UNESCO is stepping up the evidence base for gender equality

Baku, April 20, AZERTAC
Progress on gender equality is slowing, and the world must get back on track, according to the UNESCO’s official website.
With gender-based violence and discrimination persistently high around the world, UNESCO’s Social and Human Sciences Sector is stepping up its evidence to dismantle patriarchal constructs that confine women and men to stereotypical roles and continue to have an immeasurable impact on women’s well-being, freedoms and empowerment.
UNESCO launched the first-time measurement framework of gender-based resilience to assess the status quo and inform policy making at the 3rd Global Forum against Racism and Discrimination in São Paulo, Brazil, in December 2023. The first report, “Empowering women for the good of society”, showed how gender gaps in wages, representation in decision-making, education, science, business, and safety not only hinder women’s empowerment, but negatively impact our collective social and economic resilience.
The numbers speak for themselves. A third of both women and men see women earning more than their husbands as a problem. In countries where women spend up to two hours more than men on unpaid care and domestic work per day, their employment rate is around 50%, but it reduces to 30-40% in countries where they spend four or more hours more than men.
To explore opportunities for change, UNESCO delivered “The Weight of Words”, an AI-powered analysis that sheds light on the impact of gender-coded language in job postings on women’s participation and upward mobility in the workforce. It shows how addressing gendered language rooted in sexist stereotypes in the labour market could be a great cost-effective fix to bring positive payoffs to both societies and economies.
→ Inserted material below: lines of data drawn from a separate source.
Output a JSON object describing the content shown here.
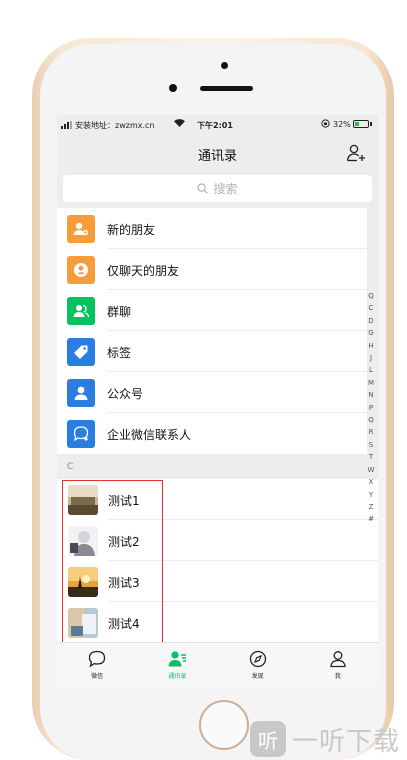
{
  "status_bar": {
    "carrier": "安装地址：zwzmx.cn",
    "time": "下午2:01",
    "battery": "32%",
    "battery_level": 0.32
  },
  "header": {
    "title": "通讯录"
  },
  "search": {
    "placeholder": "搜索"
  },
  "function_items": [
    {
      "label": "新的朋友",
      "icon": "new-friend-icon",
      "color": "#f79c3a"
    },
    {
      "label": "仅聊天的朋友",
      "icon": "chat-only-friend-icon",
      "color": "#f79c3a"
    },
    {
      "label": "群聊",
      "icon": "group-chat-icon",
      "color": "#07c160"
    },
    {
      "label": "标签",
      "icon": "tag-icon",
      "color": "#2a7de1"
    },
    {
      "label": "公众号",
      "icon": "official-account-icon",
      "color": "#2a7de1"
    },
    {
      "label": "企业微信联系人",
      "icon": "wecom-contact-icon",
      "color": "#2a7de1"
    }
  ],
  "section_header": "C",
  "contacts": [
    {
      "name": "测试1"
    },
    {
      "name": "测试2"
    },
    {
      "name": "测试3"
    },
    {
      "name": "测试4"
    }
  ],
  "index_letters": [
    "Q",
    "C",
    "D",
    "G",
    "H",
    "J",
    "L",
    "M",
    "N",
    "P",
    "Q",
    "R",
    "S",
    "T",
    "W",
    "X",
    "Y",
    "Z",
    "#"
  ],
  "tabs": [
    {
      "label": "微信",
      "icon": "chat-bubble-icon",
      "active": false
    },
    {
      "label": "通讯录",
      "icon": "contacts-icon",
      "active": true
    },
    {
      "label": "发现",
      "icon": "compass-icon",
      "active": false
    },
    {
      "label": "我",
      "icon": "person-icon",
      "active": false
    }
  ],
  "watermark": {
    "logo_char": "听",
    "text": "一听下载"
  },
  "colors": {
    "accent": "#07c160",
    "highlight_border": "#e0302f"
  }
}
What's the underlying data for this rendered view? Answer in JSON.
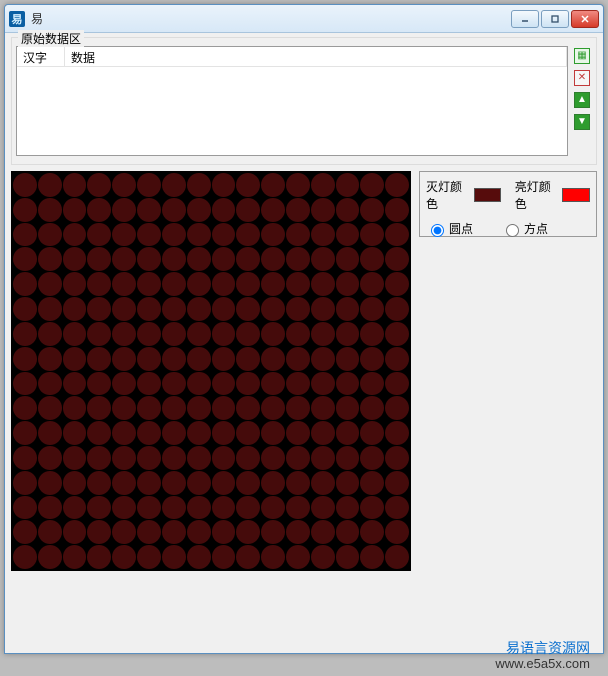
{
  "window": {
    "title": "易",
    "icon_letter": "易"
  },
  "group": {
    "title": "原始数据区",
    "columns": {
      "hanzi": "汉字",
      "data": "数据"
    }
  },
  "controls": {
    "off_label": "灭灯颜色",
    "on_label": "亮灯颜色",
    "off_color": "#560c0c",
    "on_color": "#ff0000",
    "shape_circle": "圆点",
    "shape_square": "方点",
    "shape_selected": "circle"
  },
  "matrix": {
    "rows": 16,
    "cols": 16,
    "shape": "circle",
    "all_off": true
  },
  "footer": {
    "brand": "易语言资源网",
    "url": "www.e5a5x.com"
  }
}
Empowering women and girls requires meaningful engagement from men and boys to combat gender stereotypes, social and cultural norms, and harmful role models that push men to embrace aggression, dominance, emotional suppression, and entitlement to women’s bodies.
Three out of five men globally are pressured into the role of “breadwinners”, while societies continue to discriminate against women and girls, forcing them on less fulfilling — if not entirely unfulfilling — paths. “Engaging men for gender equality in the Global South: Perspectives from the UNESCO Maputo Dialogue”, written by Robert Morrell, pioneer of Critical Masculinities Studies in South Africa, with insights from stakeholders from Botswana, Costa Rica, Cuba, France, Grenada, Iceland, Jamaica, Mexico, Mozambique, South Africa, Sweden, and Zimbabwe, presents advice to design effective solutions at the grassroots level.
The Gender Equality Quest in Video Games” — another UNESCO publication to look out for in 2024. Video games are worlds of gender inequalities and stereotypes. Women represent almost half of all gamers, but only 5% of game protagonists are women. Women comprise just 16% of executive positions in the top 14 gaming companies. The pervasiveness of violence in video games, which reaches the daily lives of 3.38 billion gamers, can seem to perpetuate flawed notions of masculinity and nurture harmful behaviours. At the same time, gamers and developers around the world are leading positive change. Together with Eight Goals One Foundation, UNESCO will explore the potential of the video game industry and community to transform mentalities for the better, including combating online harassment and abuse.
This diversity of research is part of UNESCO’s Transforming MEN’talities Programme, established at the 219th Session of UNESCO’s Executive Board in March 2024. Led by UNESCO’s Social and Human Sciences Sector, the programme aims to change mindsets and policies by unravelling the root causes and consequences of gender-based discrimination and sharing best practices on successfully engaging all members of society — but particularly men and boys — for gender equality.